By Dee Dombach, Special to The Sentinel, January 29, 2009
President Barack Obama’s inaugural address reminded us we are a nation of many tongues, faiths and cultures, and that is our strength. We as citizens of this country must become unified to solve our many problems.
But in this day, although we love our country, we must also begin to identify ourselves as citizens of the world.

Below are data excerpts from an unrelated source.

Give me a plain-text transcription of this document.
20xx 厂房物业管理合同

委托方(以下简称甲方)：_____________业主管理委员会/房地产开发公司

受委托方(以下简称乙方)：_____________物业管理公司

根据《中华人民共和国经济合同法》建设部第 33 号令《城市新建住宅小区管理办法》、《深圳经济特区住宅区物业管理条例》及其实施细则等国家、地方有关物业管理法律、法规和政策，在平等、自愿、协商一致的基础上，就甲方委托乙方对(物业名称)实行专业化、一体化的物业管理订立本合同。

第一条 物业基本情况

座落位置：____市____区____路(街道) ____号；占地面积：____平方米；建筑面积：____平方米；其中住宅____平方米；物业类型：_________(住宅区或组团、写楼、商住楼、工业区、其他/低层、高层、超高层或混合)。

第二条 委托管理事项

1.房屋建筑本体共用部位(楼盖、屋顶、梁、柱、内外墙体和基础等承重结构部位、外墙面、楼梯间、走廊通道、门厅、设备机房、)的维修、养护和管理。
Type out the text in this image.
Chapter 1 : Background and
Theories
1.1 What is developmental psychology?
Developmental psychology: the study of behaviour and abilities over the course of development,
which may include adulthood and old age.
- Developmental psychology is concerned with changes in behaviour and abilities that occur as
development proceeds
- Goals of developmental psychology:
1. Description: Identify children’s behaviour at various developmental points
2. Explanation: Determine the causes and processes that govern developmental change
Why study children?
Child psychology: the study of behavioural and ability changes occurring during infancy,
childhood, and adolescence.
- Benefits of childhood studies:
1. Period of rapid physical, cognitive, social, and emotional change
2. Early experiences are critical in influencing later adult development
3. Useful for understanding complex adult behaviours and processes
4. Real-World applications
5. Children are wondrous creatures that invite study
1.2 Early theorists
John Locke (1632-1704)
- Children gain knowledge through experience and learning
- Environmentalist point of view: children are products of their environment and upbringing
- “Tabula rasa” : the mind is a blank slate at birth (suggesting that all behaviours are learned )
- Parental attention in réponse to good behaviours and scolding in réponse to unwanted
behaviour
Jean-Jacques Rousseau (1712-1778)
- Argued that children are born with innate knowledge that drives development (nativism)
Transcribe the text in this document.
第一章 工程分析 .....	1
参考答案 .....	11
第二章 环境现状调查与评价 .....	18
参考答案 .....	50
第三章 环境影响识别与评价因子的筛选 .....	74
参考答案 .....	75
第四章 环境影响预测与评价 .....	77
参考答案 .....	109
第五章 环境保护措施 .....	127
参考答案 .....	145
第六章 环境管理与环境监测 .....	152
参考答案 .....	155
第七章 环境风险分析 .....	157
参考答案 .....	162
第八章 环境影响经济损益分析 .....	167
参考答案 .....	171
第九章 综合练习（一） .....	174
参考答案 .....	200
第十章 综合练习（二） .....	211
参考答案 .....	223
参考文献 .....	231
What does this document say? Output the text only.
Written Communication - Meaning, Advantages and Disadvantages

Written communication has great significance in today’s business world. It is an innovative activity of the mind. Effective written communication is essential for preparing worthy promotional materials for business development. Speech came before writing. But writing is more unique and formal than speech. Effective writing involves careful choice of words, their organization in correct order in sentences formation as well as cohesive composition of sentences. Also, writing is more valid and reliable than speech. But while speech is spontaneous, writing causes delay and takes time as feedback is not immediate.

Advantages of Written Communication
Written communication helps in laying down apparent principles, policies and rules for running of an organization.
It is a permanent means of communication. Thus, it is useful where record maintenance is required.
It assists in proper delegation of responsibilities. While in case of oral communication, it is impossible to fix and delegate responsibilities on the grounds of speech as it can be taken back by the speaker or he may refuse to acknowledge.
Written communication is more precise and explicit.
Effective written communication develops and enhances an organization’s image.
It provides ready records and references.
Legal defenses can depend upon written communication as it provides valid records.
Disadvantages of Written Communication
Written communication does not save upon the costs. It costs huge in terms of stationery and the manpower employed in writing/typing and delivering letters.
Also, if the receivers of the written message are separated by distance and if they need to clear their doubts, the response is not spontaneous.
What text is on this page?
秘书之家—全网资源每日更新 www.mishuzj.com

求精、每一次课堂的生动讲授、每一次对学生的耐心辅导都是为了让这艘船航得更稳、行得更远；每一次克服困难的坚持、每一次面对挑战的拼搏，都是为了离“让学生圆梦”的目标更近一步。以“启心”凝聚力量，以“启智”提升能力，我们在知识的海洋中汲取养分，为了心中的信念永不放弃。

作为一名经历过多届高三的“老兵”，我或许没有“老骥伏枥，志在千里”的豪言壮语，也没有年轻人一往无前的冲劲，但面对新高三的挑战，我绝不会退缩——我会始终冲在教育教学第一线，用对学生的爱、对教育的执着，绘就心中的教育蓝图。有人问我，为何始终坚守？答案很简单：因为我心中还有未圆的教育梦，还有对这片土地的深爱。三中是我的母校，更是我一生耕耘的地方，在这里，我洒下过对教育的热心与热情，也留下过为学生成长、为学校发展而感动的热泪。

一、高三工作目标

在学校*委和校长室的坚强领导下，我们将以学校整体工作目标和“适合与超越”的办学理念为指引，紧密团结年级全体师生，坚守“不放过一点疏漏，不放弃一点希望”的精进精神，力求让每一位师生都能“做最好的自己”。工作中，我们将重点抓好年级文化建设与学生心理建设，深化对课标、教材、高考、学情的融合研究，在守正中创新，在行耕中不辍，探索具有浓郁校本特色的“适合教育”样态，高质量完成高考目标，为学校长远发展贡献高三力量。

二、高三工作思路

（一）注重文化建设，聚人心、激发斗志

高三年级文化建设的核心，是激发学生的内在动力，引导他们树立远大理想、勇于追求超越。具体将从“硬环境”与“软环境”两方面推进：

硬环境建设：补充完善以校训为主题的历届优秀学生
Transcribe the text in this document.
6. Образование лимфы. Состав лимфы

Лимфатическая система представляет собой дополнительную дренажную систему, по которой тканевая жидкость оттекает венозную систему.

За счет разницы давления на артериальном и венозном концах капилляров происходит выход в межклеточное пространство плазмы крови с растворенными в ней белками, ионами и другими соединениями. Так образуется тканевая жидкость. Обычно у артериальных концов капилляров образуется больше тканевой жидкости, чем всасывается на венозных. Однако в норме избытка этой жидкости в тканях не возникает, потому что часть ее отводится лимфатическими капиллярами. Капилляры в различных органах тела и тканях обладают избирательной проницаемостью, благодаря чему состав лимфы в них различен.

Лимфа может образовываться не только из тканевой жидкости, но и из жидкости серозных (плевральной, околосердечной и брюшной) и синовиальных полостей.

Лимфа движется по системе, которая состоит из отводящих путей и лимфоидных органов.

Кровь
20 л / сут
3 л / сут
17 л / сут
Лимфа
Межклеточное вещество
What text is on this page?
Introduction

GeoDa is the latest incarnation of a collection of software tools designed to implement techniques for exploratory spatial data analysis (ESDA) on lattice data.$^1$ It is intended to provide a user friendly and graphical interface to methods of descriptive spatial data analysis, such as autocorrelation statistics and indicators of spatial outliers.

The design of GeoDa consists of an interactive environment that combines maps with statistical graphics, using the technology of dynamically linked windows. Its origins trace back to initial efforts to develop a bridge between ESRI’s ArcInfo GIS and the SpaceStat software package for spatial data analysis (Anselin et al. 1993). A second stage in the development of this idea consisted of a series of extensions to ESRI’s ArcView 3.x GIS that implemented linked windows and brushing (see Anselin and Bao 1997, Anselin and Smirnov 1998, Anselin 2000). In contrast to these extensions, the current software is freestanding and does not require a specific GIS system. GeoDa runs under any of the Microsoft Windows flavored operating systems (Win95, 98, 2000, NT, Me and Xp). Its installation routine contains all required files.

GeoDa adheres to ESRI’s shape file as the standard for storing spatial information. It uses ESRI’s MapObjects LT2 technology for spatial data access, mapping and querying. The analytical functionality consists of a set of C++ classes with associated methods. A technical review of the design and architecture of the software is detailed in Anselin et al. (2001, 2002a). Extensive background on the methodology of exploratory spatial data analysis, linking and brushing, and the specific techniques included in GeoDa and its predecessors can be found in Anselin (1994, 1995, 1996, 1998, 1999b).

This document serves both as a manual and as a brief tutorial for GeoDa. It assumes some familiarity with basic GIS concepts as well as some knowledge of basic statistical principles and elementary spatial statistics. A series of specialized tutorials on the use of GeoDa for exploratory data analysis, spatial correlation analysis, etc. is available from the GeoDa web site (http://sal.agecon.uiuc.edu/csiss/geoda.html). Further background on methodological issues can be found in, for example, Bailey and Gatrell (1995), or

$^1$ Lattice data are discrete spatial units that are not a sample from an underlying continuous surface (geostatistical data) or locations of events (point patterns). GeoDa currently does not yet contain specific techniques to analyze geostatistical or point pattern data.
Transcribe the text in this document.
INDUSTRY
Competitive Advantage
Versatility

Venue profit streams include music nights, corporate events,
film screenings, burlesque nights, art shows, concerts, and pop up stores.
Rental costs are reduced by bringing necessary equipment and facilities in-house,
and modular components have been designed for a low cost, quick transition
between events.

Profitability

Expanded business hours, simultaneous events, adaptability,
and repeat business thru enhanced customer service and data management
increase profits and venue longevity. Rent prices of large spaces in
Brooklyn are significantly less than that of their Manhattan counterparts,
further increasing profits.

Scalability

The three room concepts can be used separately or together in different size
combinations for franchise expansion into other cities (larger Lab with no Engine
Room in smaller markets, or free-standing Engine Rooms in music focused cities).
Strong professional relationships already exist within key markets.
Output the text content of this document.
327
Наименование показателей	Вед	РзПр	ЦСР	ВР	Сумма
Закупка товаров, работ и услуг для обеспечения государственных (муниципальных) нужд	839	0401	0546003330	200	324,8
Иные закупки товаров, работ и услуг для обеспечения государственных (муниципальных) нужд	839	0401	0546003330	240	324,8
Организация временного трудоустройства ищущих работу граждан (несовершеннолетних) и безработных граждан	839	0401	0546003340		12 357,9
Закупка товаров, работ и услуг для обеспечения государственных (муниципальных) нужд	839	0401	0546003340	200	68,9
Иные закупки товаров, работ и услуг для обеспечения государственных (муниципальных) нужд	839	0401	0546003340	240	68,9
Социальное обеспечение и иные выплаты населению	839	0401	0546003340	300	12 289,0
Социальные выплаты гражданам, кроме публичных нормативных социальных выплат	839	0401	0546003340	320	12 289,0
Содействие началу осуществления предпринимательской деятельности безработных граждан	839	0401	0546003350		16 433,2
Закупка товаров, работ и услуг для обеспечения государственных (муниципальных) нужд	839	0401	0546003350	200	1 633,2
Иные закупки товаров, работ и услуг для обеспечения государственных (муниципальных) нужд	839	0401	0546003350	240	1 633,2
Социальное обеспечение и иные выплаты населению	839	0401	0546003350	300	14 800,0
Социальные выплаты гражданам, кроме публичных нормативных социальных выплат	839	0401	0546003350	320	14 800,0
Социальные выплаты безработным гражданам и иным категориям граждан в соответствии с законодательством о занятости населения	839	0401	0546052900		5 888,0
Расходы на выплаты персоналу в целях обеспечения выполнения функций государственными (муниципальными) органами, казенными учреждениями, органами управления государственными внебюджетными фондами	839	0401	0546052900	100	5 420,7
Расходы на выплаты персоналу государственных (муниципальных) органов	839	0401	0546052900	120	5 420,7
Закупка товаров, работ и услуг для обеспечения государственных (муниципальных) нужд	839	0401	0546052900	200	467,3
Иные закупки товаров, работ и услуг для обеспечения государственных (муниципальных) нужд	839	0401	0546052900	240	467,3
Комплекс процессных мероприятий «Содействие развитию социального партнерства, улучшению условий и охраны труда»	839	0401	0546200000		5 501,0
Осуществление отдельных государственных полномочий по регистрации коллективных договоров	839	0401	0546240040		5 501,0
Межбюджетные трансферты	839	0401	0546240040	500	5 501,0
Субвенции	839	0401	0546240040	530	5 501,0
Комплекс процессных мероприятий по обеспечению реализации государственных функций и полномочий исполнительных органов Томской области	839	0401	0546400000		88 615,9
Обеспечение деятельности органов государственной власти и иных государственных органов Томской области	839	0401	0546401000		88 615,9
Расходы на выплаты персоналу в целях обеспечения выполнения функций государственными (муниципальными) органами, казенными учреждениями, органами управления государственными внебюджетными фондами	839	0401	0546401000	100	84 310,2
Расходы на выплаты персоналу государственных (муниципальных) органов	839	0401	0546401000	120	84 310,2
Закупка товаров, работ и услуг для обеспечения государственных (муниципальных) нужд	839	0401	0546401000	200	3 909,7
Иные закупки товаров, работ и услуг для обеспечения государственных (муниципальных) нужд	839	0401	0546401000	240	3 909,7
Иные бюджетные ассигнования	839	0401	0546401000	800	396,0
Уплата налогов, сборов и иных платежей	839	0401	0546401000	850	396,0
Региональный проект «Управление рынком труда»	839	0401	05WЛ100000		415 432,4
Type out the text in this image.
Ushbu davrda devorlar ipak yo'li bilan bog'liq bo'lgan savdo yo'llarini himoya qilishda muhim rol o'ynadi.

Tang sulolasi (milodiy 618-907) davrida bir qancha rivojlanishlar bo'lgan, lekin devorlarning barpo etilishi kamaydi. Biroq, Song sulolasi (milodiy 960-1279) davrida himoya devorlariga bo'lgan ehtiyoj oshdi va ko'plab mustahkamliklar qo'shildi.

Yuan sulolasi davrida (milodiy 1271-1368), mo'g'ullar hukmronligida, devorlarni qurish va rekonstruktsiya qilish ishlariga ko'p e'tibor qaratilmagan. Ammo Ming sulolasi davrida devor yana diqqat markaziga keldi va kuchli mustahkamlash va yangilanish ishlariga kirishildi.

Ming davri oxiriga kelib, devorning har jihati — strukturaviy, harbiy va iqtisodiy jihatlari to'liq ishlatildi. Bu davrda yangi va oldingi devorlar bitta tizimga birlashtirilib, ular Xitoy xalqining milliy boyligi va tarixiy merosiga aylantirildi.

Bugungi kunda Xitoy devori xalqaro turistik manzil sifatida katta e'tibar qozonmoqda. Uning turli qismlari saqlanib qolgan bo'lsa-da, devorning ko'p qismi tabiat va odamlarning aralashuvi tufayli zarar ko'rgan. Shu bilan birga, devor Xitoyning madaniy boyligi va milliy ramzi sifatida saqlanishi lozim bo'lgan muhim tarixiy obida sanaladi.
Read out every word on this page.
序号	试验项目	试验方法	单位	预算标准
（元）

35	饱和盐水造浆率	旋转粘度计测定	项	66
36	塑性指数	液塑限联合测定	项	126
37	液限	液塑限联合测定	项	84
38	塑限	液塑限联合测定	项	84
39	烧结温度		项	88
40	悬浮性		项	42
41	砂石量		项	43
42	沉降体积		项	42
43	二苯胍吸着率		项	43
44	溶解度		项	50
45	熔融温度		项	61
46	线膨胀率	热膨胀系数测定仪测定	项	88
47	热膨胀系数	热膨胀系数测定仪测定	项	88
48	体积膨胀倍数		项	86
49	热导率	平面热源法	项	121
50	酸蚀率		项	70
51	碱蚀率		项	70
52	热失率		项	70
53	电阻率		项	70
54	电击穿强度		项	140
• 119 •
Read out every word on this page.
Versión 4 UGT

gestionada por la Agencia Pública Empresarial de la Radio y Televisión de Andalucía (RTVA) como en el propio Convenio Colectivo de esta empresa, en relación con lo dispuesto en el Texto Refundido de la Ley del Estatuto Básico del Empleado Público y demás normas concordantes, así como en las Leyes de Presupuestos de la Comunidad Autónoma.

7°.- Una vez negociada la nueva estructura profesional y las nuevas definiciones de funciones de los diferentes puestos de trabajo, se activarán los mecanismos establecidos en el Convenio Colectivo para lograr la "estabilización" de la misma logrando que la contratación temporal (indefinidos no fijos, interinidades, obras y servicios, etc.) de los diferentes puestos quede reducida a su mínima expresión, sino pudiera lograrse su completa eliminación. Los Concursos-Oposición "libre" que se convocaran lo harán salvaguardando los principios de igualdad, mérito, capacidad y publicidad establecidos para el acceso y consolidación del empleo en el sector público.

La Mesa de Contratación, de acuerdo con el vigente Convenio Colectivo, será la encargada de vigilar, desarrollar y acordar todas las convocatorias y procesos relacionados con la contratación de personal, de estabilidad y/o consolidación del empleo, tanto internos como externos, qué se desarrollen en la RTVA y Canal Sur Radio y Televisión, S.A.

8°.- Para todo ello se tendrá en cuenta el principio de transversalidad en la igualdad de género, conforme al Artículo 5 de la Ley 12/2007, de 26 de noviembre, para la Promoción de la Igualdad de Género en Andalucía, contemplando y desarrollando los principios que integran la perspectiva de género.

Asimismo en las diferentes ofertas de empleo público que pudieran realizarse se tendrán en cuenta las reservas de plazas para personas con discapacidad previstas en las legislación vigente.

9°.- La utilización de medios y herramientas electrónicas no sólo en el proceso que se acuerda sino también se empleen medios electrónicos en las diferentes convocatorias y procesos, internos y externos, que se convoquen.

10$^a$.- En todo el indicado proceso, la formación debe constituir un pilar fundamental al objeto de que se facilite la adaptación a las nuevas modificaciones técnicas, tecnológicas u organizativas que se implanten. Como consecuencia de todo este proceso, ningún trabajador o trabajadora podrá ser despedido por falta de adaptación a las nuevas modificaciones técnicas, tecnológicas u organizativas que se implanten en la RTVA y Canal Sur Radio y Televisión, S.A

“The earth is but one country, and mankind its citizens,” said Bahaullah, prophet-founder of the Bahai faith 140 years ago. In truth, mankind has been evolving toward greater unity throughout history. In earliest times, people identified with family groups. Families grew through generations and became clans; clans became tribes. Tribes joined to become nations.
Warfare, bloodshed and misery have resulted from the belief of a group, no matter how large or small, in their superiority over others. Tribal warfare still causes genocide and starvation, and unchecked nationalism of powerful counties has unleashed unspeakable misery on millions.
In ages past, families, clans, tribes and nations have been separated by mountains and oceans, language, race, culture and customs. But the last 160 years has brought advancement unparalleled in all human history. We can travel around the globe in a day and connect to the Internet with our cell phone. Financial markets are intertwined with the rest of the world. Scientific, technological and medical discoveries have the ability to improve the quality of life for all people.
Humanity is poised to reach maturity — but our challenges are great, and it is easy to lose hope in humanity’s future. Prejudice, dwindling resources, climate change, terrorism, tyranny and poverty must be met with spiritual insight, intellect, creativity and cooperation on a global scale.
Every major religion promises a coming day of peace on earth — swords beaten into plowshares, “Thy kingdom come, thy will be done, on earth as it is in heaven.”
What is God’s will? Jesus also prayed, “may they be brought to complete unity.” Bahaullah wrote, “That which the Lord hath ordained as the sovereign remedy and mightiest instrument for the healing of all the world is the union of all its peoples in one universal Cause, one common Faith.” Bahais believe the Most Great Peace will come, as Bahaullah declared, “the progress and development of the world and the peace and tranquility of its people are among the principles and ordinances of God.”
As we grow in our knowledge and love of God and look beyond all artificial boundaries of race, religion and nationality, we bring the day of unity and peace closer. We do dare to hope and believe that peace will come, as Bahaullah said, “The tabernacle of unity hath been raised; regard ye not one another as strangers. Ye are the fruits of one tree, and the leaves of one branch.”